Serving the Homeless : Serve and be Served
“Giving food, clothes, or money is one of the ways to show your empathy, but simply being a friend gave them confidence and dignity,” Juanitasari Winaga – A volunteer from JPII Youth for Sant’Egidio “Serving the Homeless”.
My Friday night agenda on June 12th was quite different from my usual socializing or working activities. I, along with 20 volunteers from JPII Youth, participated in “Serving the Homeless,” a program by Sant’Egidio Community. Most of the social activities I have been involved with in relations to the homeless were centered in giving donations. This time, it was something different; we got to experience direct contact with them. Not only did we serve them food, but we also got to sit down together and chat with them. There were approximately 110 homeless in the area we went to and they are mostly scavenger hunters, street tailors, or simply beggars with various part-time jobs.
We started off with a brief introduction and praying session led by the Sant’Egidio Community to prepare us spiritually for our service. Afterwards, we were divided into four groups along with one leader each to serve in four different locations : Carrefour Hasyim Ashari, Tarakan 1, Tarakan 2, and Tarakan 3. Once we get to the location, we could see their excitement and delight in seeing their regular visitors from the program. We took turns introducing ourselves and gave each of them a dinner box and a glass of hot, sweet tea.
We took our time to talk to them about anything. Just like us, some are extrovert and some are introvert. They answered our questions happily and some even asked questions to us. A participant, Emiria, regretted the fact that many of those who are more well-to-do often hold negative stereotypes about the homeless, where in fact, once you get to communicate with them, they turned out to be friendly and interactive.
Many are from outside Jakarta and have never gone home ever since. Some who can manage, go home during harvest season or Lebaran. They decided to leave their countryside for Jakarta to seek better opportunities, hoping to provide better living condition for their family, Each breadwinner—one per family in most cases—can earn approximately Rp.35.000,- to Rp 50.000,- per day. That income allowed them to survive with the bare minimum, and some with a heartbreaking condition. They rest and find sanctuary under the bridges, around public parks, and next to wooden carts they push everywhere they go.

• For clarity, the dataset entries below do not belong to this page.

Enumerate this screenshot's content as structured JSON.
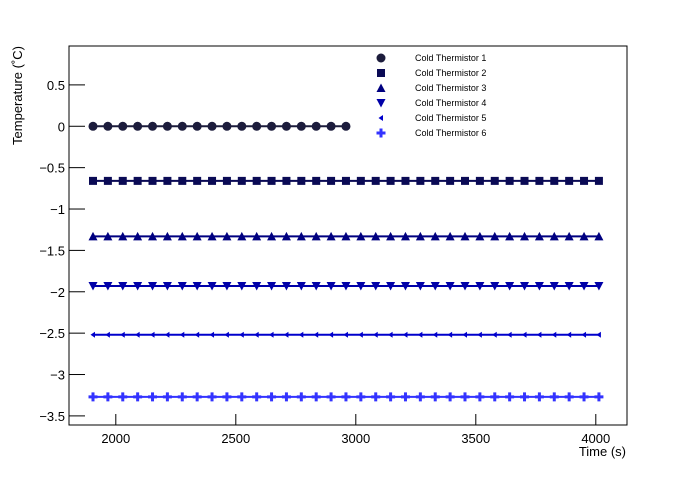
{
  "chart_data": {
    "type": "line",
    "x_label": "Time (s)",
    "y_label": "Temperature (˚C)",
    "x": [
      1905,
      1967,
      2029,
      2091,
      2153,
      2215,
      2277,
      2339,
      2401,
      2463,
      2525,
      2587,
      2649,
      2711,
      2773,
      2835,
      2897,
      2959,
      3021,
      3083,
      3145,
      3207,
      3269,
      3331,
      3393,
      3455,
      3517,
      3579,
      3641,
      3703,
      3765,
      3827,
      3889,
      3951,
      4013
    ],
    "series": [
      {
        "name": "Cold Thermistor 1",
        "color": "#1c1c3c",
        "marker": "circle",
        "values": [
          0,
          0,
          0,
          0,
          0,
          0,
          0,
          0,
          0,
          0,
          0,
          0,
          0,
          0,
          0,
          0,
          0,
          0,
          null,
          null,
          null,
          null,
          null,
          null,
          null,
          null,
          null,
          null,
          null,
          null,
          null,
          null,
          null,
          null,
          null
        ]
      },
      {
        "name": "Cold Thermistor 2",
        "color": "#0a0a55",
        "marker": "square",
        "values": [
          -0.66,
          -0.66,
          -0.66,
          -0.66,
          -0.66,
          -0.66,
          -0.66,
          -0.66,
          -0.66,
          -0.66,
          -0.66,
          -0.66,
          -0.66,
          -0.66,
          -0.66,
          -0.66,
          -0.66,
          -0.66,
          -0.66,
          -0.66,
          -0.66,
          -0.66,
          -0.66,
          -0.66,
          -0.66,
          -0.66,
          -0.66,
          -0.66,
          -0.66,
          -0.66,
          -0.66,
          -0.66,
          -0.66,
          -0.66,
          -0.66
        ]
      },
      {
        "name": "Cold Thermistor 3",
        "color": "#000080",
        "marker": "triangle-up",
        "values": [
          -1.33,
          -1.33,
          -1.33,
          -1.33,
          -1.33,
          -1.33,
          -1.33,
          -1.33,
          -1.33,
          -1.33,
          -1.33,
          -1.33,
          -1.33,
          -1.33,
          -1.33,
          -1.33,
          -1.33,
          -1.33,
          -1.33,
          -1.33,
          -1.33,
          -1.33,
          -1.33,
          -1.33,
          -1.33,
          -1.33,
          -1.33,
          -1.33,
          -1.33,
          -1.33,
          -1.33,
          -1.33,
          -1.33,
          -1.33,
          -1.33
        ]
      },
      {
        "name": "Cold Thermistor 4",
        "color": "#0000a8",
        "marker": "triangle-down",
        "values": [
          -1.93,
          -1.93,
          -1.93,
          -1.93,
          -1.93,
          -1.93,
          -1.93,
          -1.93,
          -1.93,
          -1.93,
          -1.93,
          -1.93,
          -1.93,
          -1.93,
          -1.93,
          -1.93,
          -1.93,
          -1.93,
          -1.93,
          -1.93,
          -1.93,
          -1.93,
          -1.93,
          -1.93,
          -1.93,
          -1.93,
          -1.93,
          -1.93,
          -1.93,
          -1.93,
          -1.93,
          -1.93,
          -1.93,
          -1.93,
          -1.93
        ]
      },
      {
        "name": "Cold Thermistor 5",
        "color": "#0000cc",
        "marker": "triangle-left",
        "values": [
          -2.52,
          -2.52,
          -2.52,
          -2.52,
          -2.52,
          -2.52,
          -2.52,
          -2.52,
          -2.52,
          -2.52,
          -2.52,
          -2.52,
          -2.52,
          -2.52,
          -2.52,
          -2.52,
          -2.52,
          -2.52,
          -2.52,
          -2.52,
          -2.52,
          -2.52,
          -2.52,
          -2.52,
          -2.52,
          -2.52,
          -2.52,
          -2.52,
          -2.52,
          -2.52,
          -2.52,
          -2.52,
          -2.52,
          -2.52,
          -2.52
        ]
      },
      {
        "name": "Cold Thermistor 6",
        "color": "#3333ff",
        "marker": "cross",
        "values": [
          -3.27,
          -3.27,
          -3.27,
          -3.27,
          -3.27,
          -3.27,
          -3.27,
          -3.27,
          -3.27,
          -3.27,
          -3.27,
          -3.27,
          -3.27,
          -3.27,
          -3.27,
          -3.27,
          -3.27,
          -3.27,
          -3.27,
          -3.27,
          -3.27,
          -3.27,
          -3.27,
          -3.27,
          -3.27,
          -3.27,
          -3.27,
          -3.27,
          -3.27,
          -3.27,
          -3.27,
          -3.27,
          -3.27,
          -3.27,
          -3.27
        ]
      }
    ],
    "xlim": [
      1805,
      4130
    ],
    "ylim": [
      -3.61,
      0.97
    ],
    "xticks": [
      2000,
      2500,
      3000,
      3500,
      4000
    ],
    "yticks": [
      0.5,
      0,
      {
        "value": -0.5,
        "label": "−0.5"
      },
      {
        "value": -1,
        "label": "−1"
      },
      {
        "value": -1.5,
        "label": "−1.5"
      },
      {
        "value": -2,
        "label": "−2"
      },
      {
        "value": -2.5,
        "label": "−2.5"
      },
      {
        "value": -3,
        "label": "−3"
      },
      {
        "value": -3.5,
        "label": "−3.5"
      }
    ],
    "legend": "upper-right",
    "grid": false
  }
}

Saying ‘goodbye’ was hard, as they were so happy to spend time with us as we were as well. From our service, we realized that the homeless friends also served us with valuable moral lesson. They warmed our hearts with their spirit and opened our eyes to realize that we have so many things in life to be thankful for, and yet we are still complaining. “We should be thankful for what we have right now. No matter how bad we think our life is, their life is much worse, yet they are still going strong and never giving up even what they do is nothing much,” reflected Winny, one of the participants.
We finished at 9:30 PM. It was tiring, but we learned many things that we can do for these people. We learned that giving materials helps to provide their basic needs, but giving a smile and being a friend to talk to, is priceless. Once, a homeless said something that melted my heart, “Thank you for at least smiling to me.” And that night, I experienced it again!